Your August 1st article, “Thousands of Homeless Sleep on NYC Streets, Here’s Why They Don’t Have To,” underscores the need for those at the city and state level to come together and reenvision the city’s single homeless services system. It also pinpoints the components of a policy strategy that should be employed to address the long time reality of homeless adults choosing the streets over their unique right to shelter.
As your article mentions, one component of a viable policy solution is addressing the mental health and substance abuse prevalent in single homeless adults. Discussions during a May 2015 roundtable with First Lady Chirlane McCray and shelter providers regarding specialized shelters for those with mental health issues and a higher level of violence are a good starting point (See May 19th Services for the Underserved press release.) Also promising is the training of five to ten thousand NYPD officers to deal with emotionally disturbed persons who are often those living on the streets.
A critical component of a policy solution is creating more viable alternatives to shelter as well as the unregulated three-quarter houses recently investigated by the NY Times. One such alternative is the drop-in centers mentioned in the August 1st Epoch Times article. For forty years, Urban Pathways has ensured that homeless and at-risk New Yorkers have the housing, services, and support they need to be self-sufficient. The Urban Pathways-operated Olivieri Drop In-Center in Manhattan offers on-site medical, mental health, and substance abuse assessments as well as access to meals, clothing, showers, and recovery programs to nearly 100 homeless individuals each day. The city has extended the operating hours of Olivieri to 24/7, year round, and per the Department of Homeless Services May 2015 Executive Budget testimony, plans to open two additional drop-in centers.

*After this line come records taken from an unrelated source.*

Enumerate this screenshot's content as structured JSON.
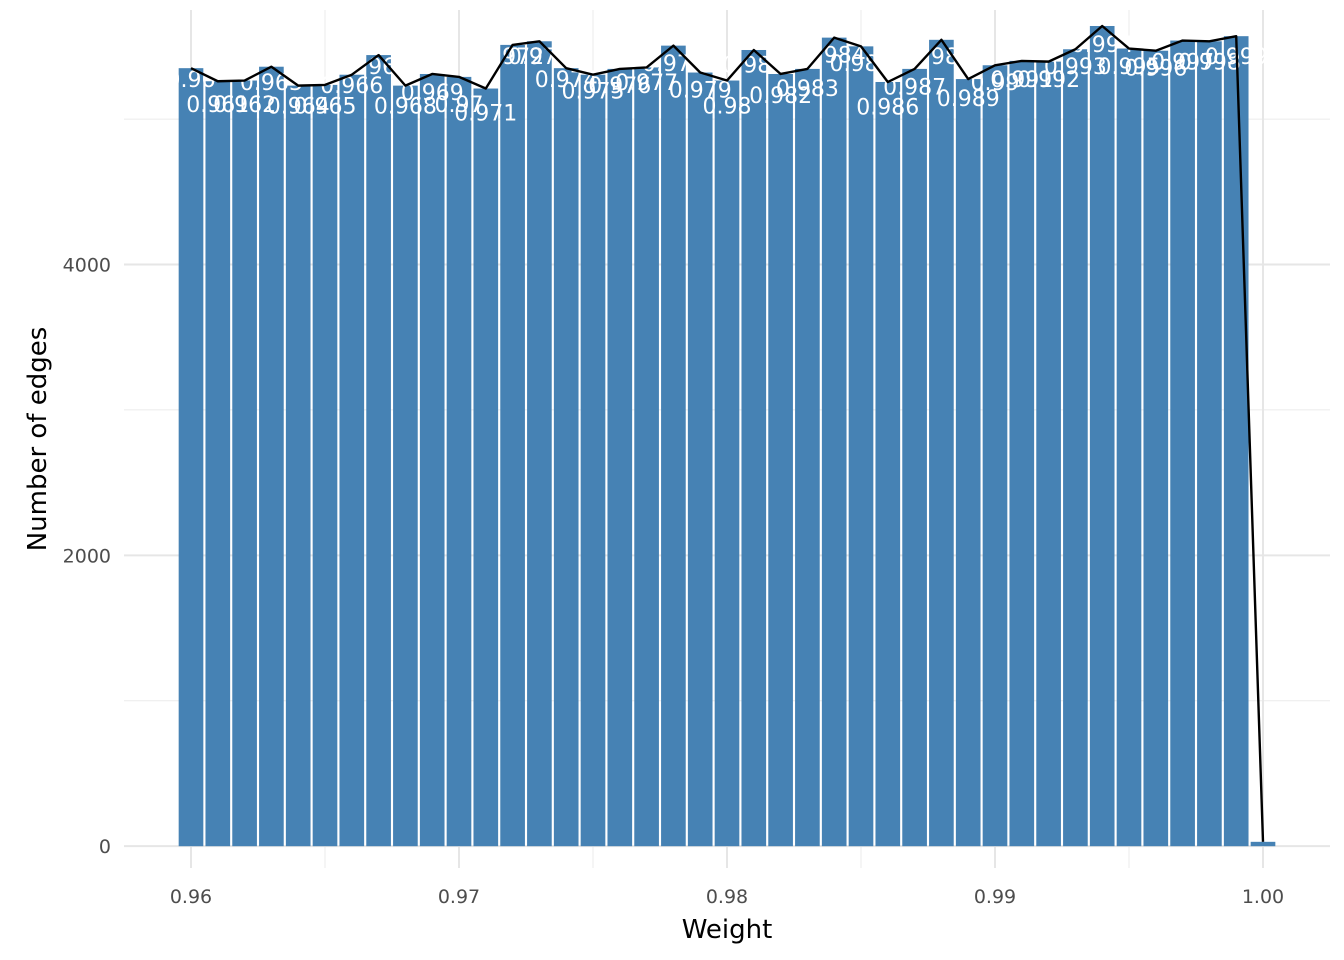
{
  "chart_data": {
    "type": "bar",
    "xlabel": "Weight",
    "ylabel": "Number of edges",
    "xlim": [
      0.9575,
      1.0025
    ],
    "ylim": [
      -150,
      5750
    ],
    "x_ticks": [
      0.96,
      0.97,
      0.98,
      0.99,
      1.0
    ],
    "x_tick_labels": [
      "0.96",
      "0.97",
      "0.98",
      "0.99",
      "1.00"
    ],
    "y_ticks": [
      0,
      2000,
      4000
    ],
    "y_tick_labels": [
      "0",
      "2000",
      "4000"
    ],
    "grid": true,
    "legend": "none",
    "bar_color": "#4682b4",
    "line_color": "#000000",
    "bar_width": 0.00092,
    "x": [
      0.96,
      0.961,
      0.962,
      0.963,
      0.964,
      0.965,
      0.966,
      0.967,
      0.968,
      0.969,
      0.97,
      0.971,
      0.972,
      0.973,
      0.974,
      0.975,
      0.976,
      0.977,
      0.978,
      0.979,
      0.98,
      0.981,
      0.982,
      0.983,
      0.984,
      0.985,
      0.986,
      0.987,
      0.988,
      0.989,
      0.99,
      0.991,
      0.992,
      0.993,
      0.994,
      0.995,
      0.996,
      0.997,
      0.998,
      0.999,
      1.0
    ],
    "values": [
      5350,
      5260,
      5265,
      5360,
      5230,
      5235,
      5305,
      5440,
      5230,
      5310,
      5290,
      5210,
      5510,
      5535,
      5350,
      5305,
      5345,
      5355,
      5505,
      5320,
      5265,
      5475,
      5310,
      5345,
      5560,
      5500,
      5255,
      5345,
      5545,
      5275,
      5370,
      5400,
      5395,
      5480,
      5640,
      5485,
      5470,
      5540,
      5535,
      5570,
      30
    ],
    "labels": [
      "0.96",
      "0.961",
      "0.962",
      "0.963",
      "0.964",
      "0.965",
      "0.966",
      "0.967",
      "0.968",
      "0.969",
      "0.97",
      "0.971",
      "0.972",
      "0.973",
      "0.974",
      "0.975",
      "0.976",
      "0.977",
      "0.978",
      "0.979",
      "0.98",
      "0.981",
      "0.982",
      "0.983",
      "0.984",
      "0.985",
      "0.986",
      "0.987",
      "0.988",
      "0.989",
      "0.99",
      "0.991",
      "0.992",
      "0.993",
      "0.994",
      "0.995",
      "0.996",
      "0.997",
      "0.998",
      "0.999"
    ],
    "label_values": [
      5220,
      5050,
      5050,
      5200,
      5040,
      5040,
      5180,
      5310,
      5040,
      5130,
      5050,
      4990,
      5380,
      5380,
      5220,
      5140,
      5180,
      5200,
      5330,
      5150,
      5040,
      5320,
      5110,
      5160,
      5390,
      5330,
      5030,
      5170,
      5380,
      5090,
      5200,
      5220,
      5220,
      5310,
      5460,
      5310,
      5300,
      5340,
      5340,
      5380
    ]
  }
}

Another viable alternative to shelters is the safe havens, also referenced in the August 1st article. Safe havens provide temporary shelter and services to those unwilling to enter city shelters or unable to commit to treatment or recovery as a condition to accessing shelter. They also provide a transitional period to begin the rehabilitative process and recover from the harshness of the streets. New York City has recognized the utility of safe havens. There are ten in four boroughs. Urban Pathways operates Hegeman Safe Haven in Brooklyn and Travelers Safe Haven in Manhattan, which house 91 homeless individuals. Recognizing the utility of the model, the city recently increased its homeless outreach budget to fund over 300 safe haven beds.
A single homelessness policy solution is incomplete without the inclusion of supportive housing, affordable housing combined with support services tailored to individual needs. Supportive housing is effective. In the first five years of the most recent New York City/State supportive housing agreement, New York City chronic homelessness decreased by almost one-half. Its utility, in part, stems from the stabilization it provides to those who have lived extremely unstable lives, including those who have lived on the streets.
For too long, individuals have resisted city homeless shelters for a subway seat or park bench. Understanding their motivations, let’s now develop a single adult homeless system response that addresses this reality.
Frederick Shack, LMSW
Chief Executive Officer, Urban Pathways, Inc.
Views expressed in this article are the opinions of the author and do not necessarily reflect the views of The Epoch Times.